# Discretizing a continuous variable using Entropy

26 May 2013I got interested in the following question lately: given a data set of examples with some continuous-valued features and discrete classes, what’s a good way to reduce the continuous features into a set of discrete values?

What makes this question interesting? One very specific reason is that some machine learning algorithms, like Decision Trees, require discrete features. As a result, potentially informative data has to be discarded. For example, consider the Titanic dataset: we know the age of passengers of the Titanic, or how much they paid for their ticket.

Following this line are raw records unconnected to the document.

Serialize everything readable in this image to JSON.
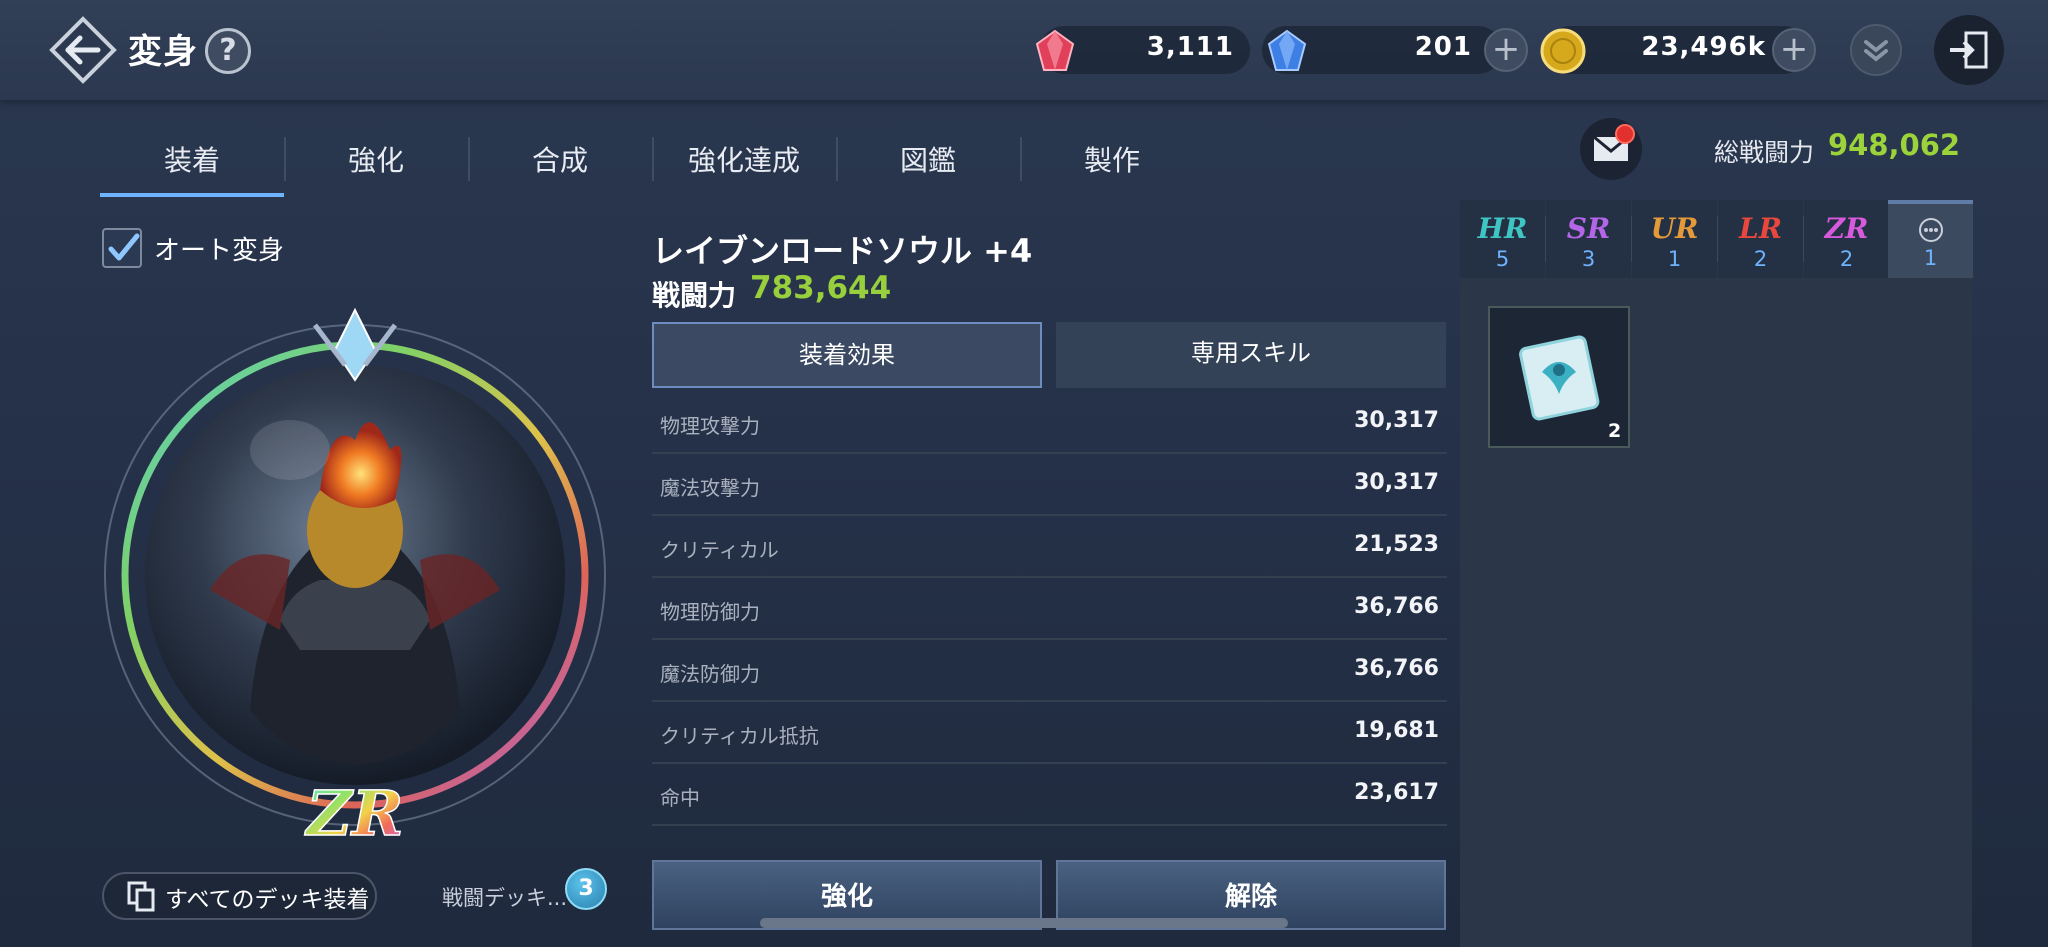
{
  "header": {
    "title": "変身",
    "help": "?",
    "currencies": {
      "red_gem": "3,111",
      "blue_gem": "201",
      "gold": "23,496k"
    }
  },
  "tabs": [
    "装着",
    "強化",
    "合成",
    "強化達成",
    "図鑑",
    "製作"
  ],
  "total_power": {
    "label": "総戦闘力",
    "value": "948,062"
  },
  "left": {
    "auto_transform_label": "オート変身",
    "auto_transform_checked": true,
    "grade_emblem": "ZR",
    "equip_all_deck_label": "すべてのデッキ装着",
    "battle_deck_label": "戦闘デッキ...",
    "battle_deck_number": "3"
  },
  "character": {
    "name": "レイブンロードソウル +4",
    "power_label": "戦闘力",
    "power_value": "783,644"
  },
  "subtabs": [
    "装着効果",
    "専用スキル"
  ],
  "stats": [
    {
      "name": "物理攻撃力",
      "value": "30,317"
    },
    {
      "name": "魔法攻撃力",
      "value": "30,317"
    },
    {
      "name": "クリティカル",
      "value": "21,523"
    },
    {
      "name": "物理防御力",
      "value": "36,766"
    },
    {
      "name": "魔法防御力",
      "value": "36,766"
    },
    {
      "name": "クリティカル抵抗",
      "value": "19,681"
    },
    {
      "name": "命中",
      "value": "23,617"
    }
  ],
  "actions": {
    "enhance": "強化",
    "release": "解除"
  },
  "grade_tabs": [
    {
      "grade": "HR",
      "count": "5",
      "color": "#3fc6c2"
    },
    {
      "grade": "SR",
      "count": "3",
      "color": "#b566e8"
    },
    {
      "grade": "UR",
      "count": "1",
      "color": "#e59a3a"
    },
    {
      "grade": "LR",
      "count": "2",
      "color": "#e8473e"
    },
    {
      "grade": "ZR",
      "count": "2",
      "color": "#d65adb"
    },
    {
      "grade": "...",
      "count": "1",
      "color": "#c8cfda"
    }
  ],
  "inventory": [
    {
      "icon": "scroll-icon",
      "count": "2"
    }
  ],
  "colors": {
    "accent_green": "#9cd33a",
    "tab_underline": "#6fb2ff",
    "count_blue": "#6fb3ff"
  }
}
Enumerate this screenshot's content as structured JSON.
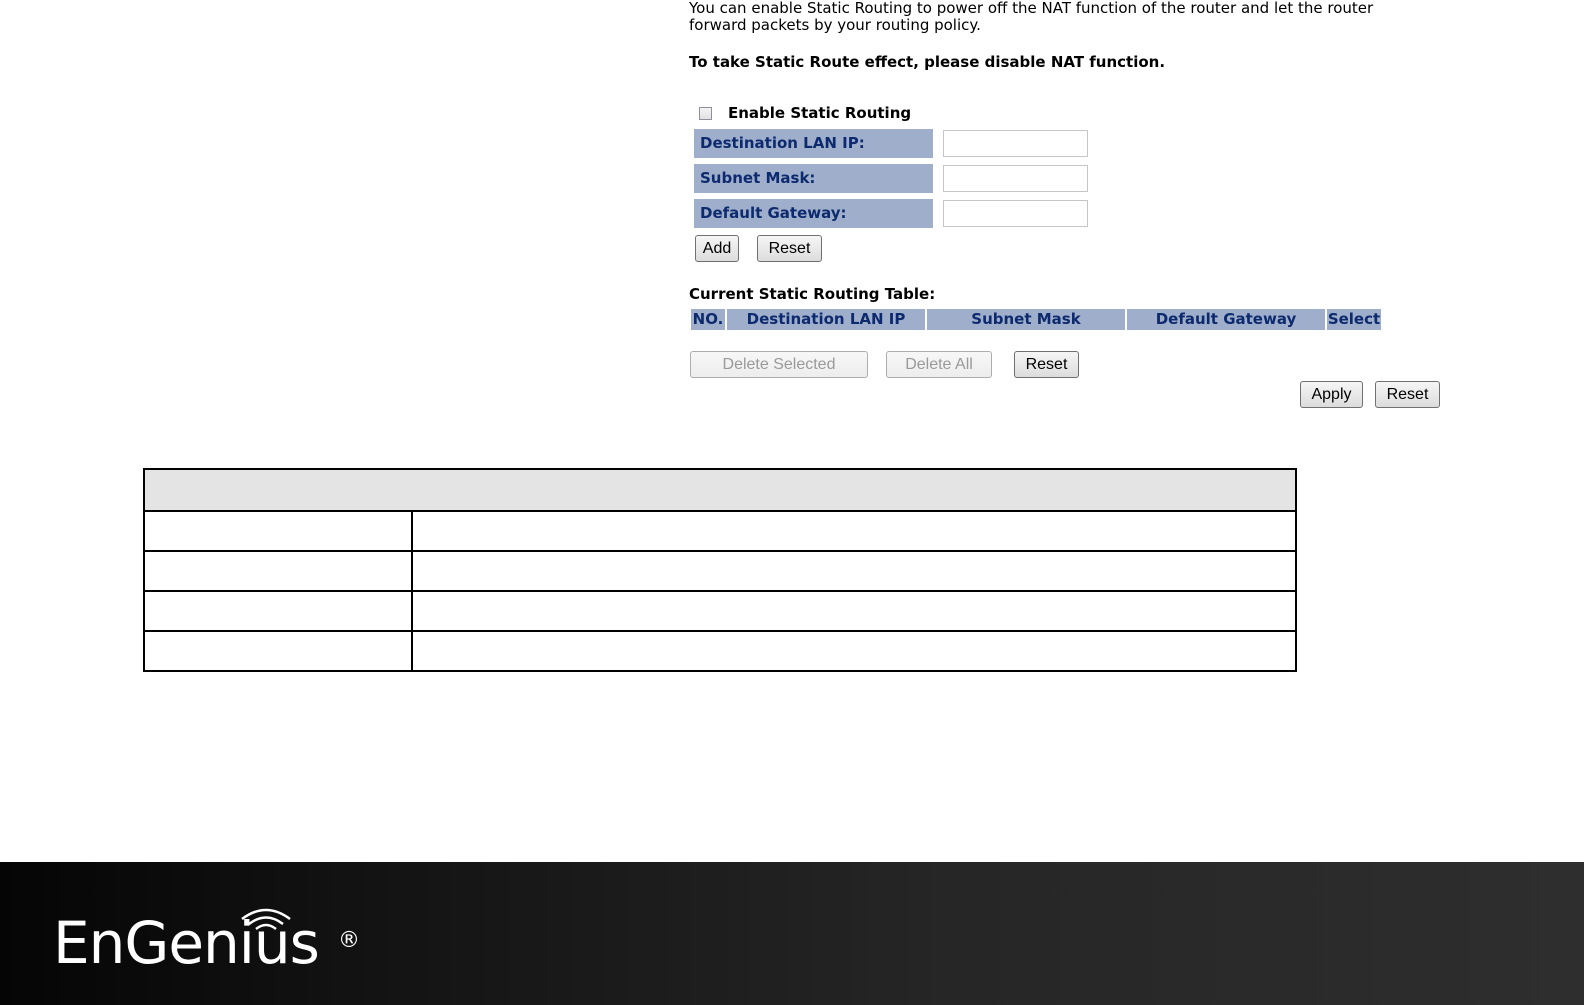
{
  "intro_text": "You can enable Static Routing to power off the NAT function of the router and let the router forward packets by your routing policy.",
  "warning_text": "To take Static Route effect, please disable NAT function.",
  "enable_static_routing": {
    "label": "Enable Static Routing",
    "checked": false
  },
  "fields": [
    {
      "label": "Destination LAN IP:",
      "value": ""
    },
    {
      "label": "Subnet Mask:",
      "value": ""
    },
    {
      "label": "Default Gateway:",
      "value": ""
    }
  ],
  "form_buttons": {
    "add": "Add",
    "reset": "Reset"
  },
  "routing_table": {
    "title": "Current Static Routing Table:",
    "columns": [
      "NO.",
      "Destination LAN IP",
      "Subnet Mask",
      "Default Gateway",
      "Select"
    ]
  },
  "table_buttons": {
    "delete_selected": "Delete Selected",
    "delete_all": "Delete All",
    "reset": "Reset"
  },
  "page_buttons": {
    "apply": "Apply",
    "reset": "Reset"
  },
  "footer": {
    "brand": "EnGenius",
    "registered": "®"
  },
  "colors": {
    "label_bg": "#9eaecb",
    "label_text": "#0d2a6e",
    "footer_bg": "#1c1c1c"
  }
}
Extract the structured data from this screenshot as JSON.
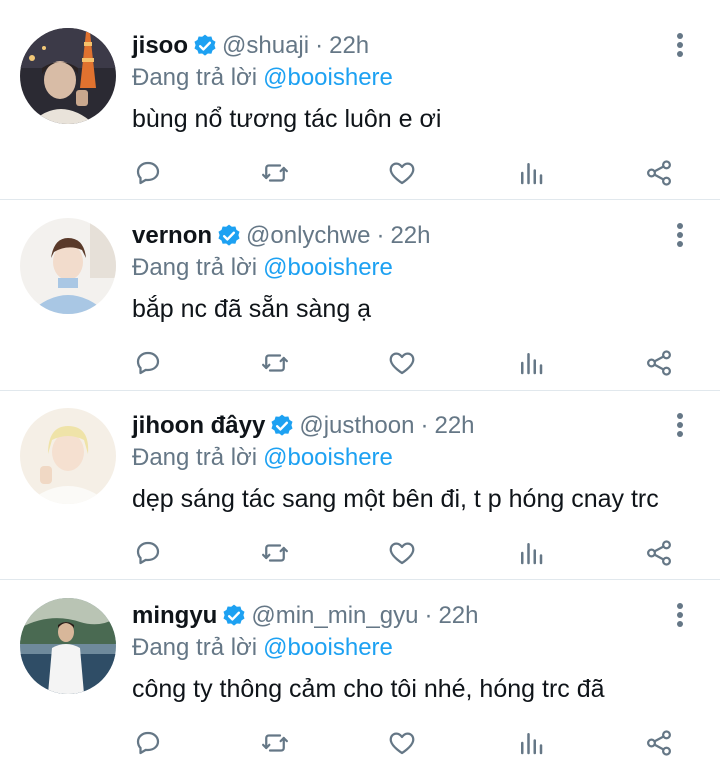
{
  "colors": {
    "accent": "#1da1f2",
    "verified": "#1da1f2",
    "secondary_text": "#657786",
    "divider": "#e1e8ed"
  },
  "reply_prefix": "Đang trả lời",
  "tweets": [
    {
      "name": "jisoo",
      "handle": "@shuaji",
      "separator": "·",
      "time": "22h",
      "reply_to": "@booishere",
      "text": "bùng nổ tương tác luôn e ơi",
      "avatar": "jisoo-avatar"
    },
    {
      "name": "vernon",
      "handle": "@onlychwe",
      "separator": "·",
      "time": "22h",
      "reply_to": "@booishere",
      "text": "bắp nc đã sẵn sàng ạ",
      "avatar": "vernon-avatar"
    },
    {
      "name": "jihoon đâyy",
      "handle": "@justhoon",
      "separator": "·",
      "time": "22h",
      "reply_to": "@booishere",
      "text": "dẹp sáng tác sang một bên đi, t p hóng cnay trc",
      "avatar": "jihoon-avatar"
    },
    {
      "name": "mingyu",
      "handle": "@min_min_gyu",
      "separator": "·",
      "time": "22h",
      "reply_to": "@booishere",
      "text": "công ty thông cảm cho tôi nhé, hóng trc đã",
      "avatar": "mingyu-avatar"
    }
  ],
  "action_icons": [
    "reply-icon",
    "retweet-icon",
    "like-icon",
    "analytics-icon",
    "share-icon"
  ]
}
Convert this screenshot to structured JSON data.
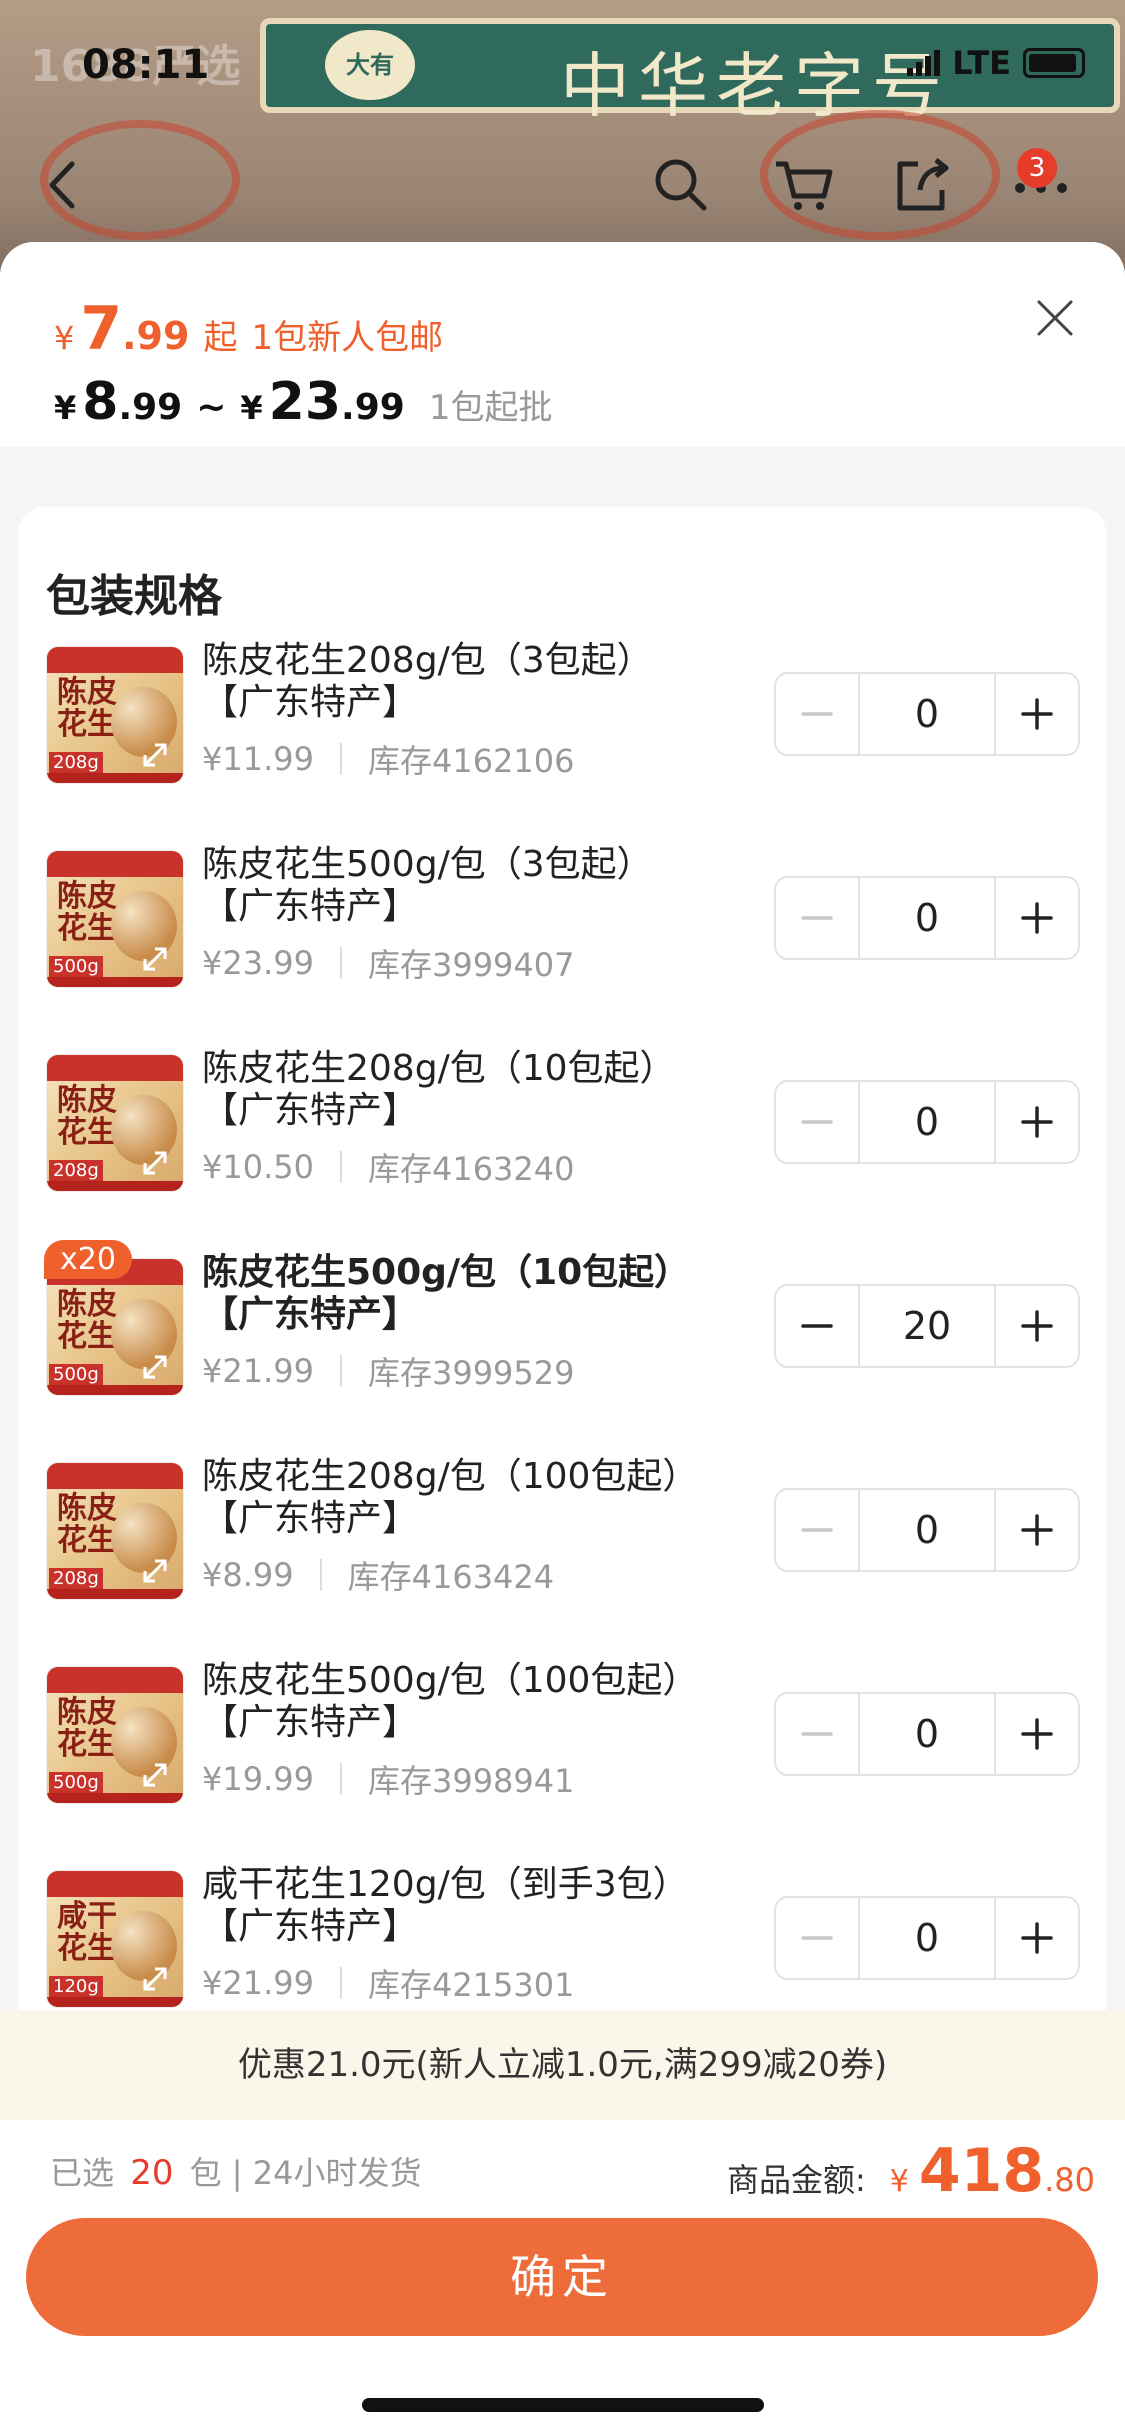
{
  "status_bar": {
    "time": "08:11",
    "network": "LTE"
  },
  "background": {
    "ghost_text": "1688严选",
    "logo_text": "大有",
    "banner_text": "中华老字号"
  },
  "header": {
    "cart_badge": "3"
  },
  "price": {
    "yen": "¥",
    "start_int": "7",
    "start_dec": ".99",
    "start_suffix": "起",
    "start_note": "1包新人包邮",
    "range_low_int": "8",
    "range_low_dec": ".99",
    "range_sep": "~",
    "range_high_int": "23",
    "range_high_dec": ".99",
    "min_order": "1包起批"
  },
  "section_title": "包装规格",
  "items": [
    {
      "name_line1": "陈皮花生208g/包（3包起）",
      "name_line2": "【广东特产】",
      "price": "¥11.99",
      "stock": "库存4162106",
      "qty": "0",
      "weight": "208g",
      "thumb_text": "陈皮花生"
    },
    {
      "name_line1": "陈皮花生500g/包（3包起）",
      "name_line2": "【广东特产】",
      "price": "¥23.99",
      "stock": "库存3999407",
      "qty": "0",
      "weight": "500g",
      "thumb_text": "陈皮花生"
    },
    {
      "name_line1": "陈皮花生208g/包（10包起）",
      "name_line2": "【广东特产】",
      "price": "¥10.50",
      "stock": "库存4163240",
      "qty": "0",
      "weight": "208g",
      "thumb_text": "陈皮花生"
    },
    {
      "name_line1": "陈皮花生500g/包（10包起）",
      "name_line2": "【广东特产】",
      "price": "¥21.99",
      "stock": "库存3999529",
      "qty": "20",
      "weight": "500g",
      "thumb_text": "陈皮花生",
      "badge": "x20"
    },
    {
      "name_line1": "陈皮花生208g/包（100包起）",
      "name_line2": "【广东特产】",
      "price": "¥8.99",
      "stock": "库存4163424",
      "qty": "0",
      "weight": "208g",
      "thumb_text": "陈皮花生"
    },
    {
      "name_line1": "陈皮花生500g/包（100包起）",
      "name_line2": "【广东特产】",
      "price": "¥19.99",
      "stock": "库存3998941",
      "qty": "0",
      "weight": "500g",
      "thumb_text": "陈皮花生"
    },
    {
      "name_line1": "咸干花生120g/包（到手3包）",
      "name_line2": "【广东特产】",
      "price": "¥21.99",
      "stock": "库存4215301",
      "qty": "0",
      "weight": "120g",
      "thumb_text": "咸干花生"
    }
  ],
  "discount_text": "优惠21.0元(新人立减1.0元,满299减20券)",
  "summary": {
    "selected_prefix": "已选",
    "selected_count": "20",
    "selected_suffix": "包 | 24小时发货",
    "amount_label": "商品金额:",
    "amount_yen": "¥",
    "amount_int": "418",
    "amount_dec": ".80"
  },
  "confirm_label": "确定",
  "colors": {
    "accent": "#f0602d",
    "button": "#ee6b3a",
    "badge": "#e63c2a"
  }
}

To use these features, we would need to reduce them to a set of states, like “Old/Young” or “Cheap/Medium/Expensive” – but how can we determine what states are appropriate, and what values separate them?

More generally, it’s easier to reason about a handful of cases than a continuous variable – and it’s also more convenient computationally to represent information as a finite set states.

So how could we go about identifying a reasonable way to partition a continuous variable into a handful of informative, representative states?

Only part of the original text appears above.